Unit tests traditionally focus on verifying exact outputs, but how do we test the output of data that might slightly change, such as the output of an LLM to the same question.
Luckily, using a SemanticTestcase we can test semantic correctness rather than rigid string matches in Python. This is useful for applications like text validation, classification, or summarization, where there’s more than one “correct” answer.
Traditional vs. Semantic Testing
- Traditional Unit Test
A standard test might look like this:
import unittest
from text_validator import validate_text
class TestTextValidator(unittest.TestCase):
def test_profane_text(self):
self.assertFalse(validate_text("This is some bad language!"))
def test_clean_text(self):
self.assertTrue(validate_text("Hello, how are you?"))
Here, validate_text() returns True or False, but it assumes there’s a strict set of phrases that are “bad” or “good.” Edge cases like paraphrased profanity might be missed.
- Semantic Unit Test
Instead of rigid assertions, we can use SemanticTestCase to evaluate the meaning of the response:
self.assertSemanticallyEqual("Blue is the sky.", "The sky is blue.")
A test case:
class TestTextValidator(SemanticTestCase):
"""
We're testing the SemanticTestCase here
"""
def test_semantic(self):
self.assertSemanticallyCorrect(longer_text, "It is a public holiday in Ireland")
self.assertSemanticallyIncorrect(longer_text, "It is a public holiday in Italy")
self.assertSemanticallyEqual("Blue is the sky.", "The sky is blue.")
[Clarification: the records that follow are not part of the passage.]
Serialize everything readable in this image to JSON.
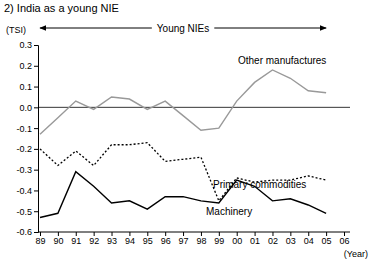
{
  "chart_data": {
    "type": "line",
    "title": "2) India as a young NIE",
    "y_label": "(TSI)",
    "x_label": "(Year)",
    "annotation": "Young NIEs",
    "categories": [
      "89",
      "90",
      "91",
      "92",
      "93",
      "94",
      "95",
      "96",
      "97",
      "98",
      "99",
      "00",
      "01",
      "02",
      "03",
      "04",
      "05",
      "06"
    ],
    "series": [
      {
        "name": "Other manufactures",
        "color": "#999999",
        "line_style": "solid",
        "values": [
          -0.13,
          -0.05,
          0.03,
          -0.01,
          0.05,
          0.04,
          -0.01,
          0.03,
          -0.04,
          -0.11,
          -0.1,
          0.03,
          0.12,
          0.18,
          0.14,
          0.08,
          0.07,
          null
        ]
      },
      {
        "name": "Primary commodities",
        "color": "#000000",
        "line_style": "dotted",
        "values": [
          -0.2,
          -0.28,
          -0.21,
          -0.28,
          -0.18,
          -0.18,
          -0.17,
          -0.26,
          -0.25,
          -0.24,
          -0.45,
          -0.34,
          -0.36,
          -0.35,
          -0.35,
          -0.33,
          -0.35,
          null
        ]
      },
      {
        "name": "Machinery",
        "color": "#000000",
        "line_style": "solid",
        "values": [
          -0.53,
          -0.51,
          -0.31,
          -0.38,
          -0.46,
          -0.45,
          -0.49,
          -0.43,
          -0.43,
          -0.45,
          -0.46,
          -0.35,
          -0.38,
          -0.45,
          -0.44,
          -0.47,
          -0.51,
          null
        ]
      }
    ],
    "ylim": [
      -0.6,
      0.3
    ],
    "yticks": [
      0.3,
      0.2,
      0.1,
      {
        "value": 0,
        "label": "0.0"
      },
      -0.1,
      -0.2,
      -0.3,
      -0.4,
      -0.5,
      -0.6
    ],
    "grid": false
  }
}
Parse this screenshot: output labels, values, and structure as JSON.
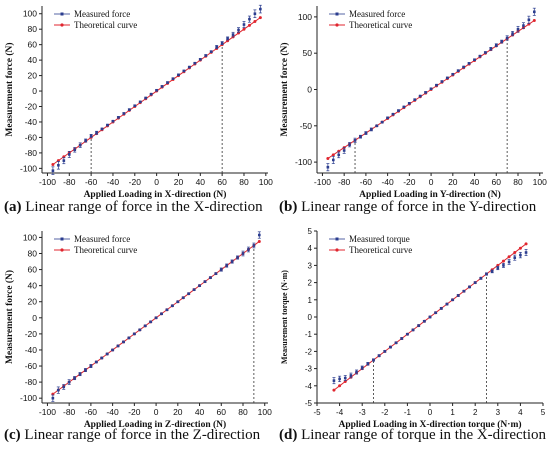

Here, assertSemanticallyCorrect() and its siblings use an LLM to classify the input and return a judgment. Instead of exact matches, we test whether the response aligns with our expectation.
Why This Matters
• AI systems often output slightly different versions of the same sentence, when repeated. This makes it very hard for traditional unittest asserts, but SemanticTestCase allows to compare these outputs as well.
• Handles paraphrased inputs: Profanity, toxicity, or policy violations don’t always follow exact patterns.
• More flexible testing: Works for tasks like summarization or classification, where exact matches aren’t realistic.
Some words on ..
• Execution speed: Running an LLM for each test could be slower than traditional unit tests. But it is surprisingly fast on my Mac M1 with local Ollama and a laptop-sized LLM such as Gemma.
The speed is affected by the size of the prompt (or context), it is fast when comparing just a few sentences. Furthermore, the LLM stays loaded between two assertions, which also contributes to its speed.
• Data protection: if handling sensitive data is a concern, install a local LLM e.g. using Ollama. Still quite fast.